Roughly one thousand service employees from the Smithsonian food court to Capitol Hill, religious leaders, their supporters and families rallied Tuesday morning in anticipation of the Pope’s arrival in Washington. The demonstrators were asking for better wages, treatment, and the right to unionize.
Children of workers who attended the demonstration held signs proclaiming “Pope Francis, we feed senators, we go hungry,” and “Pope Francis, we serve senators — our kids are poor.”
"In my view, when we talk about morality and when we talk about justice we have to understand that there is no justice when so few have so much, while so many have so little," Sanders told the striking workers.

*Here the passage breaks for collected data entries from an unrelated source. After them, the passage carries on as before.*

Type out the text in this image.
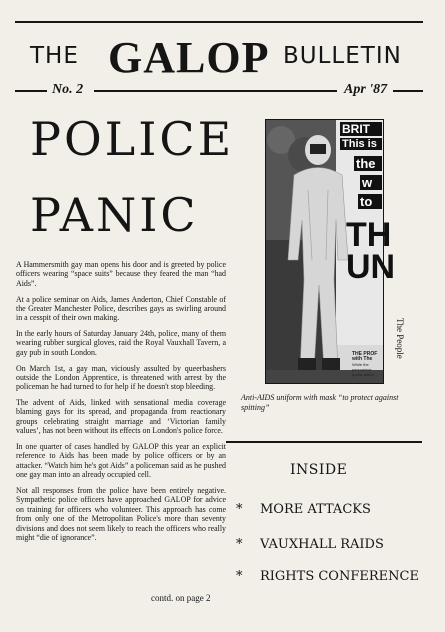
THE GALOP BULLETIN
No. 2	Apr '87
POLICE
PANIC

A Hammersmith gay man opens his door and is greeted by police officers wearing “space suits” because they feared the man “had Aids”.

At a police seminar on Aids, James Anderton, Chief Constable of the Greater Manchester Police, describes gays as swirling around in a cesspit of their own making.

In the early hours of Saturday January 24th, police, many of them wearing rubber surgical gloves, raid the Royal Vauxhall Tavern, a gay pub in south London.

On March 1st, a gay man, viciously assulted by queerbashers outside the London Apprentice, is threatened with arrest by the policeman he had turned to for help if he doesn't stop bleeding.

The advent of Aids, linked with sensational media coverage blaming gays for its spread, and propaganda from reactionary groups celebrating straight marriage and ‘Victorian family values’, has not been without its effects on London's police force.

In one quarter of cases handled by GALOP this year an explicit reference to Aids has been made by police officers or by an attacker. “Watch him he's got Aids” a policeman said as he pushed one gay man into an already occupied cell.

Not all responses from the police have been entirely negative. Sympathetic police officers have approached GALOP for advice on training for officers who volunteer. This approach has come from only one of the Metropolitan Police's more than seventy divisions and does not seem likely to reach the officers who really might “die of ignorance”.

BRIT
This is
the
w
to
TH
UN
THE PROF
with The
While the
persuasive
public about
Anti-AIDS uniform with mask “to protect against spitting”
The People
INSIDE
* MORE ATTACKS
* VAUXHALL RAIDS
* RIGHTS CONFERENCE
contd. on page 2
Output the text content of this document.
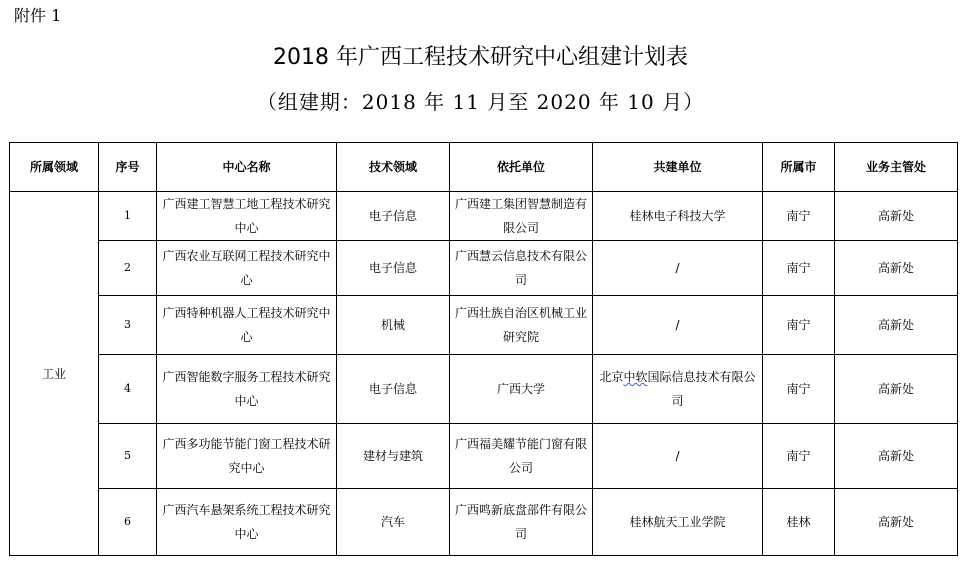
附件 1
2018 年广西工程技术研究中心组建计划表
（组建期：2018 年 11 月至 2020 年 10 月）
所属领域	序号	中心名称	技术领域	依托单位	共建单位	所属市	业务主管处
工业	1	广西建工智慧工地工程技术研究中心	电子信息	广西建工集团智慧制造有限公司	桂林电子科技大学	南宁	高新处
	2	广西农业互联网工程技术研究中心	电子信息	广西慧云信息技术有限公司	/	南宁	高新处
	3	广西特种机器人工程技术研究中心	机械	广西壮族自治区机械工业研究院	/	南宁	高新处
	4	广西智能数字服务工程技术研究中心	电子信息	广西大学	北京中软国际信息技术有限公司	南宁	高新处
	5	广西多功能节能门窗工程技术研究中心	建材与建筑	广西福美耀节能门窗有限公司	/	南宁	高新处
	6	广西汽车悬架系统工程技术研究中心	汽车	广西鸣新底盘部件有限公司	桂林航天工业学院	桂林	高新处
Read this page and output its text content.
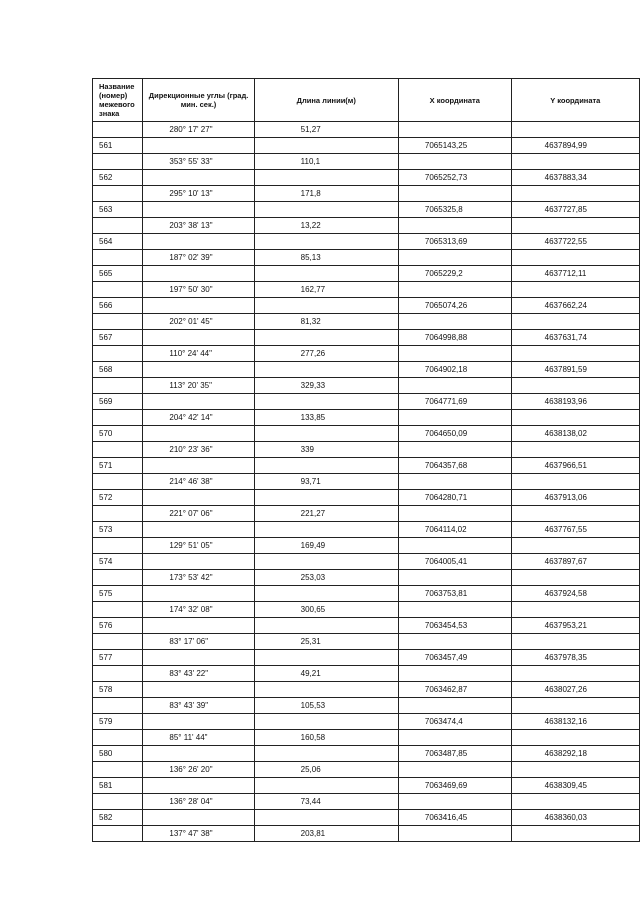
Название (номер) межевого знака	Дирекционные углы (град. мин. сек.)	Длина линии(м)	X координата	Y координата
	280° 17' 27"	51,27		
561			7065143,25	4637894,99
	353° 55' 33"	110,1		
562			7065252,73	4637883,34
	295° 10' 13"	171,8		
563			7065325,8	4637727,85
	203° 38' 13"	13,22		
564			7065313,69	4637722,55
	187° 02' 39"	85,13		
565			7065229,2	4637712,11
	197° 50' 30"	162,77		
566			7065074,26	4637662,24
	202° 01' 45"	81,32		
567			7064998,88	4637631,74
	110° 24' 44"	277,26		
568			7064902,18	4637891,59
	113° 20' 35"	329,33		
569			7064771,69	4638193,96
	204° 42' 14"	133,85		
570			7064650,09	4638138,02
	210° 23' 36"	339		
571			7064357,68	4637966,51
	214° 46' 38"	93,71		
572			7064280,71	4637913,06
	221° 07' 06"	221,27		
573			7064114,02	4637767,55
	129° 51' 05"	169,49		
574			7064005,41	4637897,67
	173° 53' 42"	253,03		
575			7063753,81	4637924,58
	174° 32' 08"	300,65		
576			7063454,53	4637953,21
	83° 17' 06"	25,31		
577			7063457,49	4637978,35
	83° 43' 22"	49,21		
578			7063462,87	4638027,26
	83° 43' 39"	105,53		
579			7063474,4	4638132,16
	85° 11' 44"	160,58		
580			7063487,85	4638292,18
	136° 26' 20"	25,06		
581			7063469,69	4638309,45
	136° 28' 04"	73,44		
582			7063416,45	4638360,03
	137° 47' 38"	203,81		
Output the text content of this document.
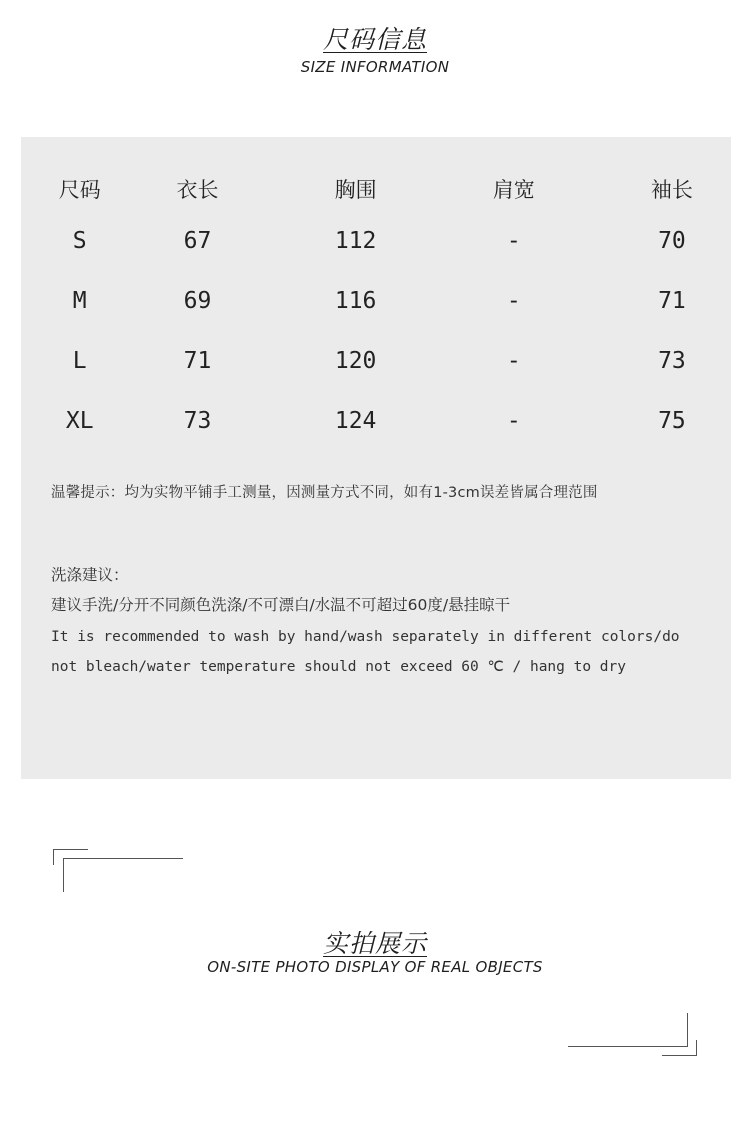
尺码信息
SIZE INFORMATION
尺码	衣长	胸围	肩宽	袖长
S	67	112	-	70
M	69	116	-	71
L	71	120	-	73
XL	73	124	-	75
温馨提示：均为实物平铺手工测量，因测量方式不同，如有1-3cm误差皆属合理范围
洗涤建议：
建议手洗/分开不同颜色洗涤/不可漂白/水温不可超过60度/悬挂晾干
It is recommended to wash by hand/wash separately in different colors/do not bleach/water temperature should not exceed 60 ℃ / hang to dry
实拍展示
ON-SITE PHOTO DISPLAY OF REAL OBJECTS
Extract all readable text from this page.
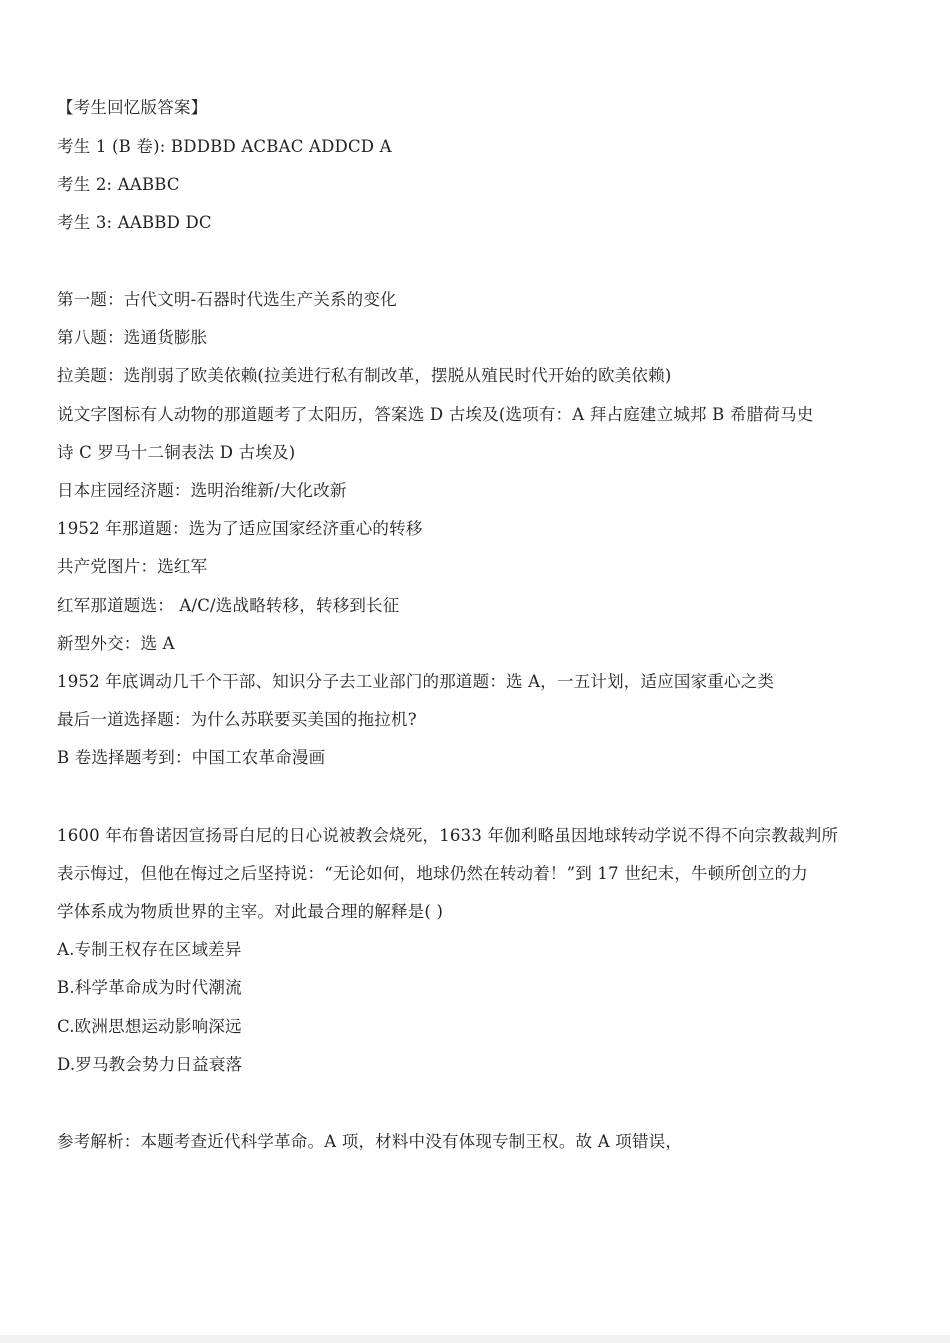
【考生回忆版答案】
考生 1 (B 卷): BDDBD ACBAC ADDCD A
考生 2: AABBC
考生 3: AABBD DC
第一题：古代文明-石器时代选生产关系的变化
第八题：选通货膨胀
拉美题：选削弱了欧美依赖(拉美进行私有制改革，摆脱从殖民时代开始的欧美依赖)
说文字图标有人动物的那道题考了太阳历，答案选 D 古埃及(选项有：A 拜占庭建立城邦 B 希腊荷马史
诗 C 罗马十二铜表法 D 古埃及)
日本庄园经济题：选明治维新/大化改新
1952 年那道题：选为了适应国家经济重心的转移
共产党图片：选红军
红军那道题选： A/C/选战略转移，转移到长征
新型外交：选 A
1952 年底调动几千个干部、知识分子去工业部门的那道题：选 A，一五计划，适应国家重心之类
最后一道选择题：为什么苏联要买美国的拖拉机?
B 卷选择题考到：中国工农革命漫画
1600 年布鲁诺因宣扬哥白尼的日心说被教会烧死，1633 年伽利略虽因地球转动学说不得不向宗教裁判所
表示悔过，但他在悔过之后坚持说：“无论如何，地球仍然在转动着！”到 17 世纪末，牛顿所创立的力
学体系成为物质世界的主宰。对此最合理的解释是( )
A.专制王权存在区域差异
B.科学革命成为时代潮流
C.欧洲思想运动影响深远
D.罗马教会势力日益衰落
参考解析：本题考查近代科学革命。A 项，材料中没有体现专制王权。故 A 项错误，
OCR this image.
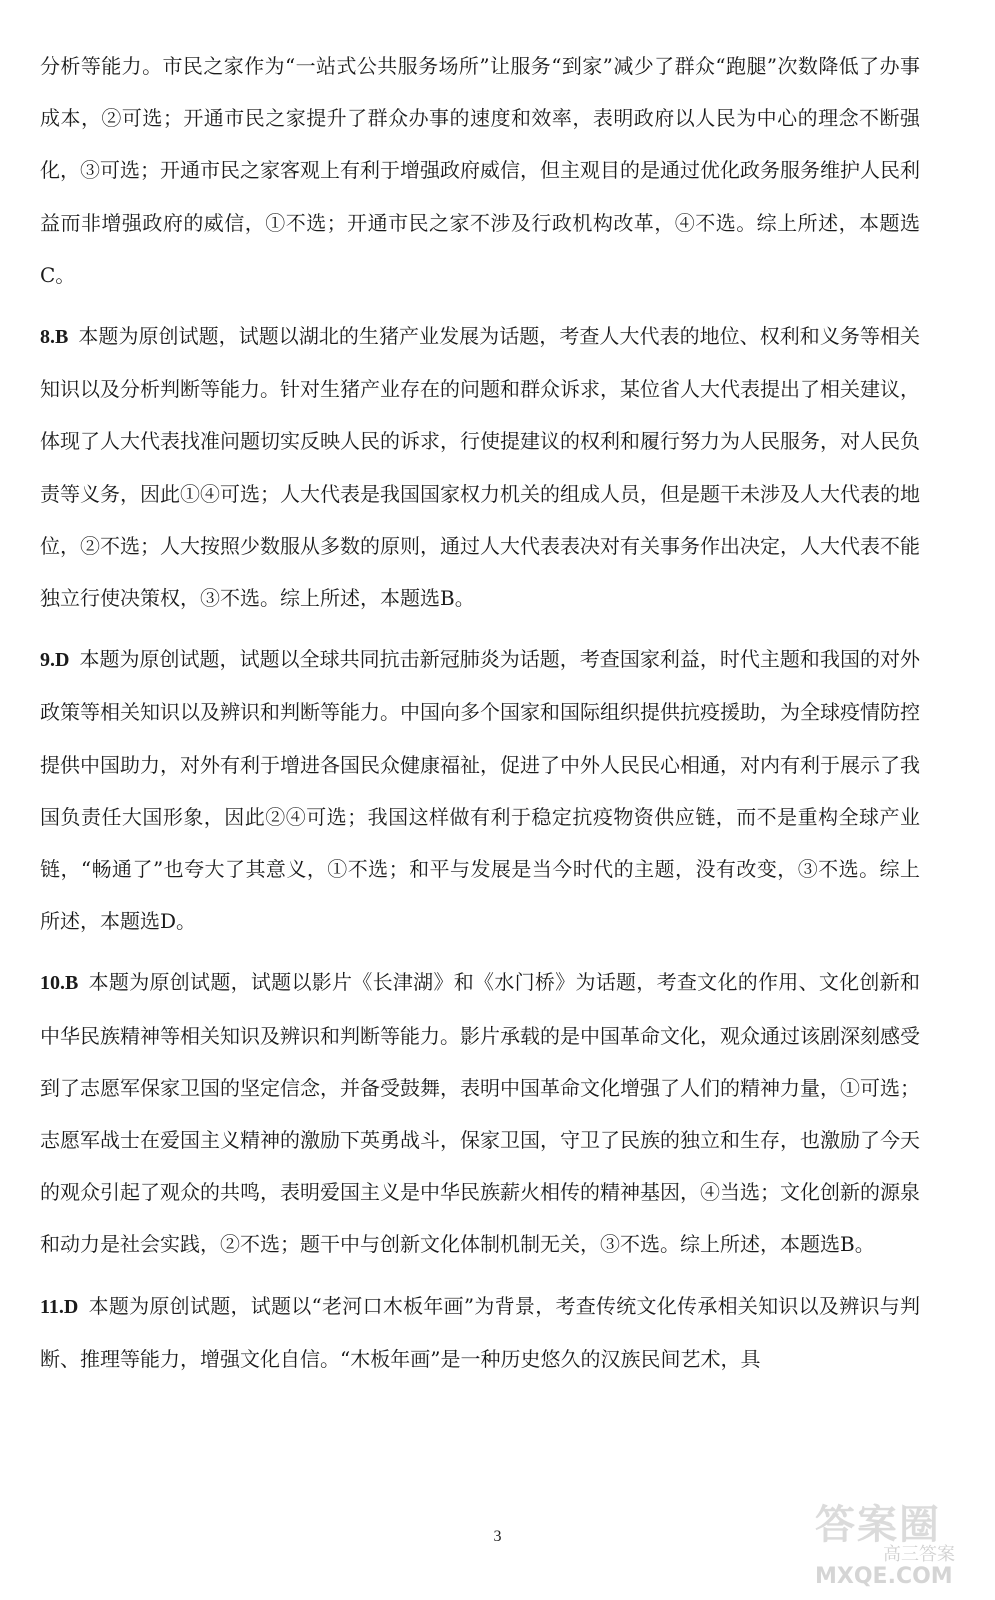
分析等能力。市民之家作为“一站式公共服务场所”让服务“到家”减少了群众“跑腿”次数降低了办事成本，②可选；开通市民之家提升了群众办事的速度和效率，表明政府以人民为中心的理念不断强化，③可选；开通市民之家客观上有利于增强政府威信，但主观目的是通过优化政务服务维护人民利益而非增强政府的威信，①不选；开通市民之家不涉及行政机构改革，④不选。综上所述，本题选C。

8.B 本题为原创试题，试题以湖北的生猪产业发展为话题，考查人大代表的地位、权利和义务等相关知识以及分析判断等能力。针对生猪产业存在的问题和群众诉求，某位省人大代表提出了相关建议，体现了人大代表找准问题切实反映人民的诉求，行使提建议的权利和履行努力为人民服务，对人民负责等义务，因此①④可选；人大代表是我国国家权力机关的组成人员，但是题干未涉及人大代表的地位，②不选；人大按照少数服从多数的原则，通过人大代表表决对有关事务作出决定，人大代表不能独立行使决策权，③不选。综上所述，本题选B。

9.D 本题为原创试题，试题以全球共同抗击新冠肺炎为话题，考查国家利益，时代主题和我国的对外政策等相关知识以及辨识和判断等能力。中国向多个国家和国际组织提供抗疫援助，为全球疫情防控提供中国助力，对外有利于增进各国民众健康福祉，促进了中外人民民心相通，对内有利于展示了我国负责任大国形象，因此②④可选；我国这样做有利于稳定抗疫物资供应链，而不是重构全球产业链，“畅通了”也夸大了其意义，①不选；和平与发展是当今时代的主题，没有改变，③不选。综上所述，本题选D。

10.B 本题为原创试题，试题以影片《长津湖》和《水门桥》为话题，考查文化的作用、文化创新和中华民族精神等相关知识及辨识和判断等能力。影片承载的是中国革命文化，观众通过该剧深刻感受到了志愿军保家卫国的坚定信念，并备受鼓舞，表明中国革命文化增强了人们的精神力量，①可选；志愿军战士在爱国主义精神的激励下英勇战斗，保家卫国，守卫了民族的独立和生存，也激励了今天的观众引起了观众的共鸣，表明爱国主义是中华民族薪火相传的精神基因，④当选；文化创新的源泉和动力是社会实践，②不选；题干中与创新文化体制机制无关，③不选。综上所述，本题选B。

11.D 本题为原创试题，试题以“老河口木板年画”为背景，考查传统文化传承相关知识以及辨识与判断、推理等能力，增强文化自信。“木板年画”是一种历史悠久的汉族民间艺术，具

3	答案圈
高三答案
MXQE.COM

"The time has come for President Obama and the US Senate to end this injustice by requiring all contract workers to be paid at least $15 an hour with the right to form a union. The time has come to raise the federal minimum wage to $15 an hour."
The workers have also penned a letter to Pope Francis, inviting him to meet with them to discuss how they are “trapped in utter poverty” while they cook and clean at the federal buildings.
"We may be invisible to the wealthy and powerful we serve everyday—but we know we are worthy of a more abundant life as children of God," the letter stated. "That’s why we are joining with other low-wage workers across America who are fighting to provide a decent life for ourselves and our families. As you prepare to meet with the Congress and President, we hope that you will also take a little time to meet with us and listen to our stories."
Demonstrators hope the Pope will hear their cries and appeal to US lawmakers to address the issue of income inequality and poverty among those who directly serve them.
“I've worked as a Senate chef for 5 years, but I only make $13 dollars an hour,” James Powell wrote in an op-ed for the Guardian.
“I’m a single father and it’s hard to support my son on a poverty wage. The cost of living in Washington is so expensive that I recently ended up homeless. I lived in an abandoned house for nearly two months. That’s how long it took me to save up enough money to rent a bedroom in an apartment. I often had to skip meals to save money.”
Powell concluded that, "the Pope may be the only person who can broker a bipartisan solution to inequality at the US Capitol and help low-wage workers. That’s why the Pope may be our only hope."